Üstü cennet, altı kömür madeni. Çocukluğumun, gençliğimin doyulmaz tatil yeri. Salatası, balığı, hele de insanları… Yumuşak, sıcak, candan insanlar… Dağ çileğinin, kestanesinin, kızılcığının tadına doyulmaz. Orada kısa süre bile olsa yaşamak, nefes almak insana iyi gelir, ömrü uzatır.
İşte bu şehir grizu patlaması ile sarsıldı. O güzelim insanların bir kısmı canından oldu; yuvalar dağıldı, çocuklar babasız kaldı. Hepimizin ciğeri yandı. Madenci kardeşlerimizden kurtulanlar biz sevindik; ama, onlar kurtulduklarına sevinmediler. Yeniden o cehennem ocağına girerek arkadaşlarını kurtarmaya çalıştılar.

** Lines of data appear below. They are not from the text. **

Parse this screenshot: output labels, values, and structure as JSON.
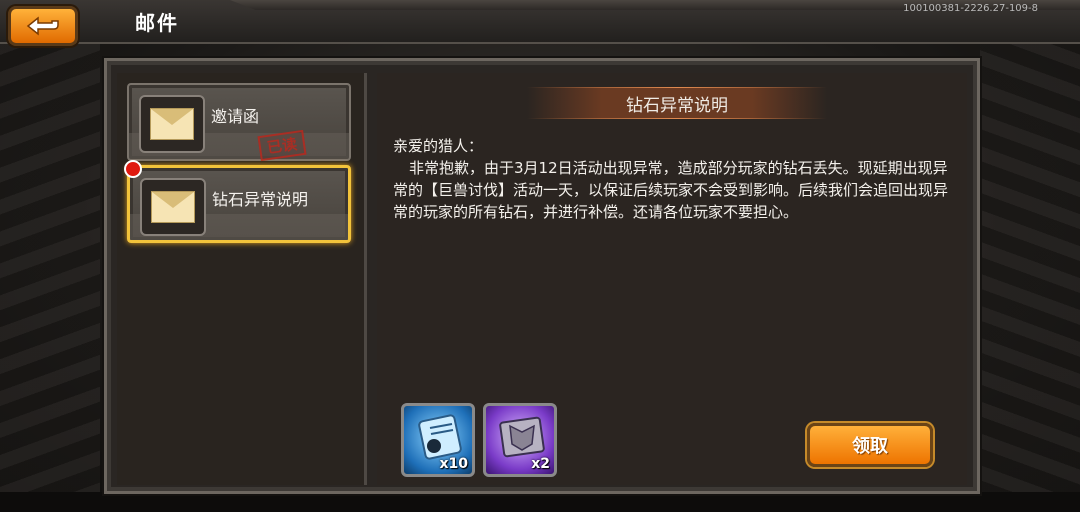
{
  "header": {
    "title": "邮件",
    "version": "100100381-2226.27-109-8",
    "back_label": ""
  },
  "mail_list": [
    {
      "label": "邀请函",
      "status": "已读",
      "selected": false,
      "unread": false
    },
    {
      "label": "钻石异常说明",
      "status": "",
      "selected": true,
      "unread": true
    }
  ],
  "message": {
    "title": "钻石异常说明",
    "greeting": "亲爱的猎人：",
    "body": "非常抱歉，由于3月12日活动出现异常，造成部分玩家的钻石丢失。现延期出现异常的【巨兽讨伐】活动一天，以保证后续玩家不会受到影响。后续我们会追回出现异常的玩家的所有钻石，并进行补偿。还请各位玩家不要担心。",
    "attachments": [
      {
        "icon": "blue-scroll-item-icon",
        "quantity": "x10"
      },
      {
        "icon": "purple-armor-item-icon",
        "quantity": "x2"
      }
    ],
    "claim_label": "领取"
  },
  "colors": {
    "accent_orange": "#ee7400",
    "selection_gold": "#f2c33b",
    "unread_red": "#e01a10"
  }
}
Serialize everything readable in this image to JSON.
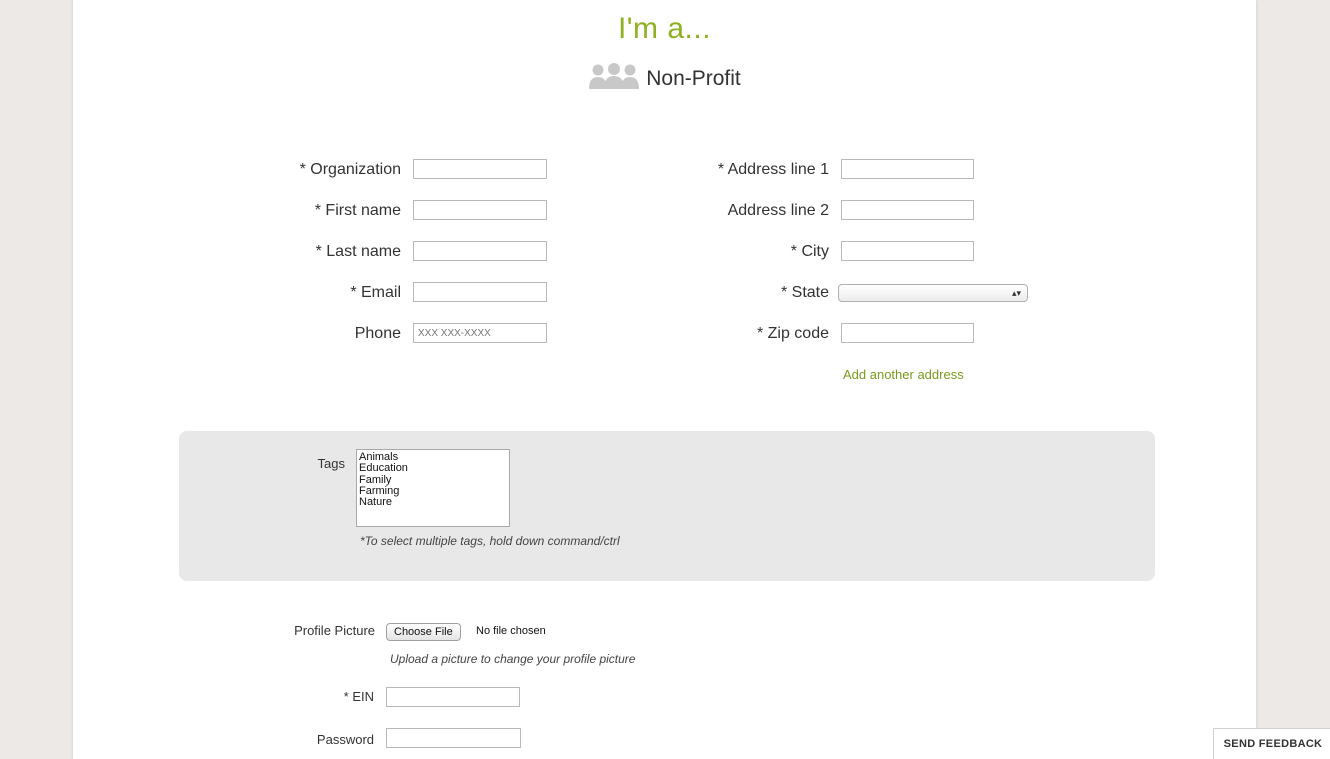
{
  "header": {
    "title": "I'm a...",
    "role": "Non-Profit"
  },
  "left_fields": [
    {
      "label": "* Organization",
      "value": "",
      "placeholder": ""
    },
    {
      "label": "* First name",
      "value": "",
      "placeholder": ""
    },
    {
      "label": "* Last name",
      "value": "",
      "placeholder": ""
    },
    {
      "label": "* Email",
      "value": "",
      "placeholder": ""
    },
    {
      "label": "Phone",
      "value": "",
      "placeholder": "XXX XXX-XXXX"
    }
  ],
  "right_fields": [
    {
      "label": "* Address line 1",
      "value": "",
      "placeholder": ""
    },
    {
      "label": "Address line 2",
      "value": "",
      "placeholder": ""
    },
    {
      "label": "* City",
      "value": "",
      "placeholder": ""
    },
    {
      "label": "* State",
      "value": ""
    },
    {
      "label": "* Zip code",
      "value": "",
      "placeholder": ""
    }
  ],
  "add_address_link": "Add another address",
  "tags": {
    "label": "Tags",
    "options": [
      "Animals",
      "Education",
      "Family",
      "Farming",
      "Nature"
    ],
    "hint": "*To select multiple tags, hold down command/ctrl"
  },
  "profile_picture": {
    "label": "Profile Picture",
    "button": "Choose File",
    "status": "No file chosen",
    "hint": "Upload a picture to change your profile picture"
  },
  "ein": {
    "label": "* EIN",
    "value": ""
  },
  "password": {
    "label": "Password",
    "value": ""
  },
  "feedback_button": "SEND FEEDBACK",
  "colors": {
    "accent": "#8fb020",
    "link": "#7a9a1e",
    "background": "#ece9e7",
    "panel": "#e8e8e8"
  }
}
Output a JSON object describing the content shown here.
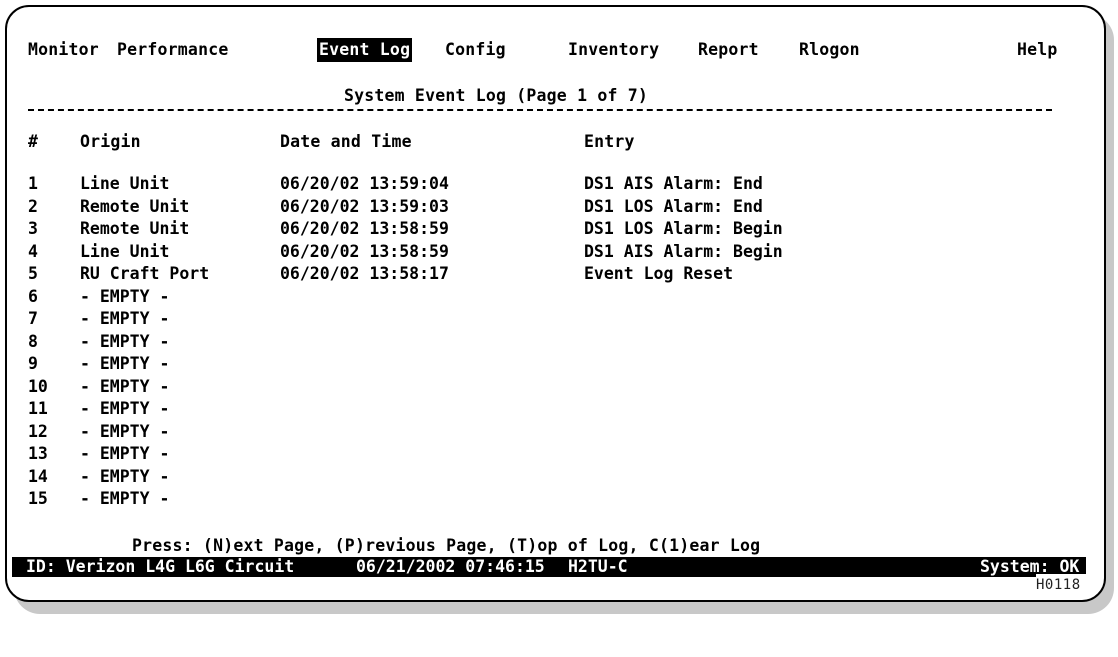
{
  "menu": {
    "items": [
      "Monitor",
      "Performance",
      "Event Log",
      "Config",
      "Inventory",
      "Report",
      "Rlogon"
    ],
    "help": "Help",
    "selected": "Event Log"
  },
  "page_title": "System Event Log (Page 1 of 7)",
  "columns": {
    "num": "#",
    "origin": "Origin",
    "datetime": "Date and Time",
    "entry": "Entry"
  },
  "rows": [
    {
      "num": "1",
      "origin": "Line Unit",
      "datetime": "06/20/02 13:59:04",
      "entry": "DS1 AIS Alarm: End"
    },
    {
      "num": "2",
      "origin": "Remote Unit",
      "datetime": "06/20/02 13:59:03",
      "entry": "DS1 LOS Alarm: End"
    },
    {
      "num": "3",
      "origin": "Remote Unit",
      "datetime": "06/20/02 13:58:59",
      "entry": "DS1 LOS Alarm: Begin"
    },
    {
      "num": "4",
      "origin": "Line Unit",
      "datetime": "06/20/02 13:58:59",
      "entry": "DS1 AIS Alarm: Begin"
    },
    {
      "num": "5",
      "origin": "RU Craft Port",
      "datetime": "06/20/02 13:58:17",
      "entry": "Event Log Reset"
    },
    {
      "num": "6",
      "origin": "- EMPTY -",
      "datetime": "",
      "entry": ""
    },
    {
      "num": "7",
      "origin": "- EMPTY -",
      "datetime": "",
      "entry": ""
    },
    {
      "num": "8",
      "origin": "- EMPTY -",
      "datetime": "",
      "entry": ""
    },
    {
      "num": "9",
      "origin": "- EMPTY -",
      "datetime": "",
      "entry": ""
    },
    {
      "num": "10",
      "origin": "- EMPTY -",
      "datetime": "",
      "entry": ""
    },
    {
      "num": "11",
      "origin": "- EMPTY -",
      "datetime": "",
      "entry": ""
    },
    {
      "num": "12",
      "origin": "- EMPTY -",
      "datetime": "",
      "entry": ""
    },
    {
      "num": "13",
      "origin": "- EMPTY -",
      "datetime": "",
      "entry": ""
    },
    {
      "num": "14",
      "origin": "- EMPTY -",
      "datetime": "",
      "entry": ""
    },
    {
      "num": "15",
      "origin": "- EMPTY -",
      "datetime": "",
      "entry": ""
    }
  ],
  "press_line": "Press: (N)ext Page, (P)revious Page, (T)op of Log, C(1)ear Log",
  "status": {
    "id": "ID: Verizon L4G L6G Circuit",
    "datetime": "06/21/2002 07:46:15",
    "unit": "H2TU-C",
    "system": "System: OK"
  },
  "figure_code": "H0118"
}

Zor iştir madencilik. Madenci ailesi olmak da zordur. Doyasıya kavga bile edemezsin madenciyle. İşe giderken mutlaka barışmak, helalleşmek gerekir.
Madencilerimiz kahraman. Patlamadan sonra “Üretmeye mecburuz. Burada çalışmaya devam edeceğiz” dediklerini duyunca tüylerim diken diken oldu. Bu kahraman madencilerin can güvenliğini sağlayacak bir iktidar gerek ülkemize. Üretim kamu eliyle yapılır; üretimde ve yönetimde üretenler söz sahibi olur; denetim de onların elinde olursa çözüm sağlanır. Kaybettiklerimizi geri getiremeyiz ama, yeni kayıpları ancak böyle önleriz.